Leggetela bene l’intervista di greenreport al Presidente di Legambiente, Stefano Ciafani. L’entrata a gamba tesa nell’imbarazzante melina politica e del governo sui temi ambientali e sul che fare contro la crisi climatica, e il nuovo “Grean deal per l’Europa” indicano la nuova “discesa” in campo della più organizzata e trasversale associazione ambientalista.
Una necessità nella rimozione generale della questione ambientale, in un’Italia che continua a confermarsi tra i territori del pianeta più esposti ai rischi climatici con vittime e danni incalcolabili, ma che preferisce rimuovere e parlar d’altro, far finta che non esista nemmeno il Piano nazionale di adattamento ai cambiamenti climatici adottato, con le sue urgenti 361 azioni di adattamento, mitigazione e prevenzione, in 27 settori critici.
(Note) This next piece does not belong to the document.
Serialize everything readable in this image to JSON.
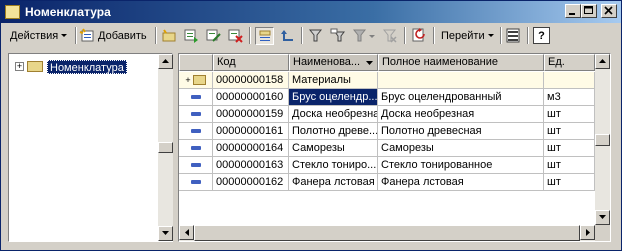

Ciafani giustamente lo indica come centrale, è “il piano dei piani”, eppure chi lo cerca non lo trova. Nessuno ne parla, non è finanziato, non ha una governance, è l’oggetto misterioso collocato nel sito del Ministero competente, quello dell’Ambiente e della Sicurezza energetica.
Era il 10 agosto scorso, giorno in cui tutti tirammo un sospiro di sollievo. Sembrava fatta. Finalmente, dopo quasi un decennio di navigazione, i ministri dell’Ambiente Gilberto Pichetto Fratin, e della Cultura, Gennaro Sangiuliano, firmarono il decreto che mise fine all’estenuante procedura iniziata nel 2016 e alla fase di Valutazione ambientale strategica, dopo due sfibranti fasi di aggiornamento nel 2018 e poi nel 2022.
Il Piano è molto ben fatto, è bell’e pronto, ha un quadro chiaro e dettagliato sia dei rischi (molti) che delle opportunità (moltissime), con la certezza di poter ridurre i danni investendo molto meno di quanto potremmo spendere in futuro in tutti i macro-settori lasciati alla mercé del clima (acqua, desertificazione, dissesto idrogeologico, biodiversità, salute, foreste, agricoltura, pesca, porti e zone costiere, turismo, insediamenti urbani, infrastrutture, trasporti, energia).
Eppure, dopo essere stato sottoposto alle più lunghe revisioni e aggiornamenti di tutti i tempi, manca decisamente quel clima da grande impresa nazionale.
Servirebbe la capacità di farne il cuore della coesione nazionale, un nuovo Piano Marshall, inglobando e risollevando anche le sorti di un Pnrr che sta rischiando un tristissimo flop. Servirebbe renderlo immediatamente pubblico e operativo, farne la bussola del futuro e coinvolgendo l’Italia intera nella pianificazione “a terra” di opere e azioni per salvare l’Italia dalle peggiori devastazioni climatiche, allineando tutti i fondi dedicati e non spesi di tutti i ministeri e regioni, mettendolo in connessione con la cornice finanziaria del Pnrr, con i piani europei e il Green deal soprattutto.
Gli obiettivi tracciati nel Piano possono trasformarsi in prospettive concrete di investimenti e quindi di crescita e di occupazione. Chi resta fermo, sceglie la via del declino.
Ma anche questo governo colleziona perdite di tempo. Sapendo che i prossimi dieci anni, come avvertono scienziati e climatologi, sono quella strategica “finestra” utile per poter intervenire su difese e protezioni, dopodiché, stando fermi, faremo la fine degli orsi polari in bilico sui lastroni di ghiaccio in fusione.
Ecco perché Legambiente ha ragione da vendere rilanciando la grande sfida che è insieme culturale, ambientale, tecnologica, infrastrutturale e industriale. Prima che sia troppo tardi.